By so ignoble causes kindled and put out?[44]

Not less acutely he feels the paradox of artistic creation. Like Abt Vogler he contemplates the ‘palace of music’ reared by the performer’s hand:

Desires infinite

And visions sublime

It begets in the kindled thought, ...

Where along a sea of delight the spirit of man

Ranges unseen, as some bold swimmer

For his diversion the deep....

But a single discord shatters this paradise in a moment. Abt Vogler’s creation is not shattered; he has played to the end, and put the last stone in its place. But it has vanished, and he calls in, to save it, his high doctrine of the eternity of created beauty. Leopardi has no such faith, and he puts the doctrine to a severer test by dissolving the spell of beauty before it is complete. Yet he feels as acutely as Browning the marvel of the musical creation, and that its abrupt dissolution does not cancel the significance of its having been there at all. He does not openly confess that significance, but it stirs in him a tormenting sense of anomaly.
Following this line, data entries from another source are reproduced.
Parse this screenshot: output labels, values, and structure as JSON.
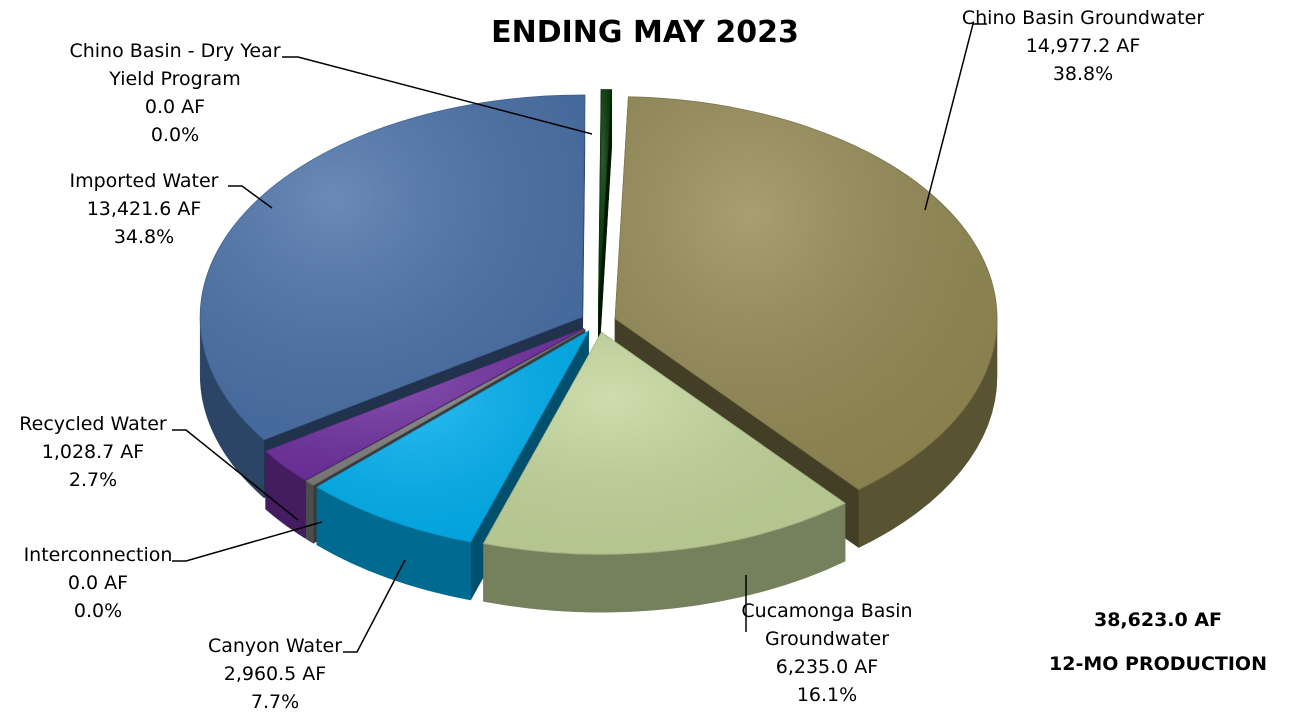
{
  "chart_data": {
    "type": "pie",
    "title": "ENDING MAY 2023",
    "unit": "AF",
    "total_value": "38,623.0 AF",
    "total_label": "12-MO PRODUCTION",
    "slices": [
      {
        "label_lines": [
          "Chino Basin Groundwater"
        ],
        "value": 14977.2,
        "value_text": "14,977.2 AF",
        "percent_text": "38.8%",
        "color": "#948A54"
      },
      {
        "label_lines": [
          "Cucamonga Basin",
          "Groundwater"
        ],
        "value": 6235.0,
        "value_text": "6,235.0 AF",
        "percent_text": "16.1%",
        "color": "#C3D69B"
      },
      {
        "label_lines": [
          "Canyon Water"
        ],
        "value": 2960.5,
        "value_text": "2,960.5 AF",
        "percent_text": "7.7%",
        "color": "#00B0F0"
      },
      {
        "label_lines": [
          "Interconnection"
        ],
        "value": 0.0,
        "value_text": "0.0 AF",
        "percent_text": "0.0%",
        "color": "#7F7F7F"
      },
      {
        "label_lines": [
          "Recycled Water"
        ],
        "value": 1028.7,
        "value_text": "1,028.7 AF",
        "percent_text": "2.7%",
        "color": "#7030A0"
      },
      {
        "label_lines": [
          "Imported Water"
        ],
        "value": 13421.6,
        "value_text": "13,421.6 AF",
        "percent_text": "34.8%",
        "color": "#4A71A8"
      },
      {
        "label_lines": [
          "Chino Basin - Dry Year",
          "Yield Program"
        ],
        "value": 0.0,
        "value_text": "0.0 AF",
        "percent_text": "0.0%",
        "color": "#003300"
      }
    ]
  }
}
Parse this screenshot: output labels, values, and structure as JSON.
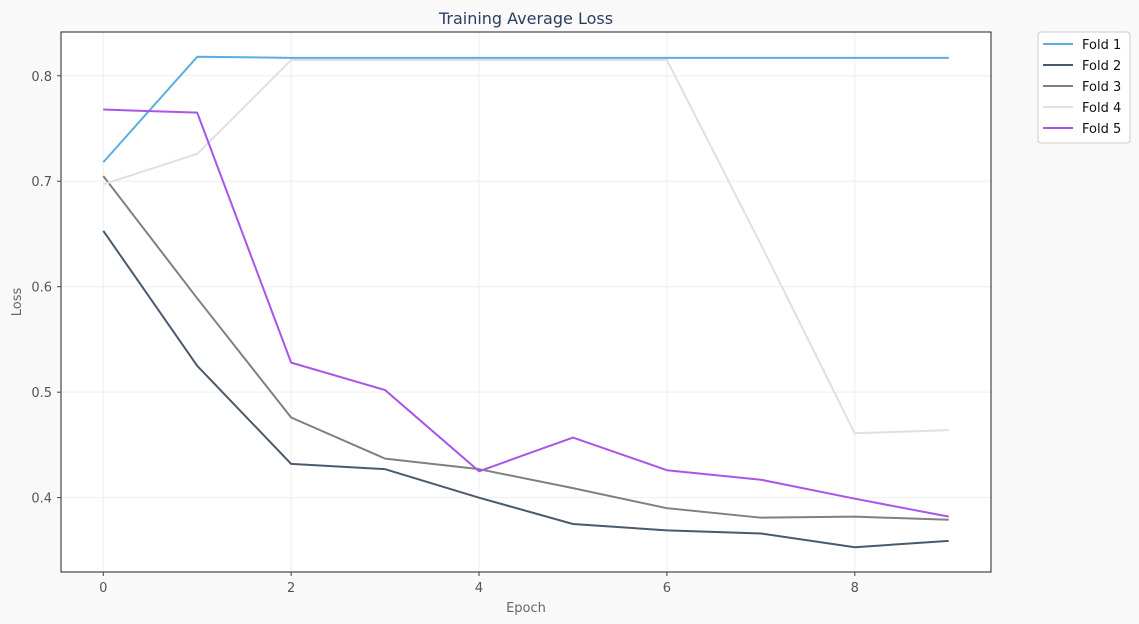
{
  "chart_data": {
    "type": "line",
    "title": "Training Average Loss",
    "xlabel": "Epoch",
    "ylabel": "Loss",
    "x": [
      0,
      1,
      2,
      3,
      4,
      5,
      6,
      7,
      8,
      9
    ],
    "xlim": [
      -0.45,
      9.45
    ],
    "ylim": [
      0.3295,
      0.8415
    ],
    "xticks": [
      0,
      2,
      4,
      6,
      8
    ],
    "yticks": [
      0.4,
      0.5,
      0.6,
      0.7,
      0.8
    ],
    "ytick_labels": [
      "0.4",
      "0.5",
      "0.6",
      "0.7",
      "0.8"
    ],
    "grid": true,
    "legend_position": "outside-top-right",
    "series": [
      {
        "name": "Fold 1",
        "color": "#5DADE2",
        "values": [
          0.718,
          0.818,
          0.817,
          0.817,
          0.817,
          0.817,
          0.817,
          0.817,
          0.817,
          0.817
        ]
      },
      {
        "name": "Fold 2",
        "color": "#4A5A6E",
        "values": [
          0.653,
          0.525,
          0.432,
          0.427,
          0.4,
          0.375,
          0.369,
          0.366,
          0.353,
          0.359
        ]
      },
      {
        "name": "Fold 3",
        "color": "#808080",
        "values": [
          0.705,
          0.589,
          0.476,
          0.437,
          0.427,
          0.409,
          0.39,
          0.381,
          0.382,
          0.379
        ]
      },
      {
        "name": "Fold 4",
        "color": "#E0E0E0",
        "values": [
          0.697,
          0.726,
          0.815,
          0.815,
          0.815,
          0.815,
          0.815,
          0.64,
          0.461,
          0.464
        ]
      },
      {
        "name": "Fold 5",
        "color": "#A855E8",
        "values": [
          0.768,
          0.765,
          0.528,
          0.502,
          0.425,
          0.457,
          0.426,
          0.417,
          0.399,
          0.382
        ]
      }
    ]
  }
}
He comes nearer to such confession when he speaks of love. His own experience of love was that of a virginal passion; the ideal exaltations which make every lover something of a poet had their way in this great poet unclouded by vulgar satiety. He knows well enough that love arrays the woman, for the lover, in ideal charms not her own; but instead of lamenting or deriding this illusion, as illogically he should have done, he glories in it. Love, like music, ‘reveals the mystery of unknown Elysiums,’[45] but these ‘lofty images’ are accessible only to the man; woman cannot understand them; for such conceptions there is no room in her narrow brow. The stern derider of illusions has here no praise for the sex which sees things as they are: the unconscious idealist in Leopardi takes the side of the ‘illusions.’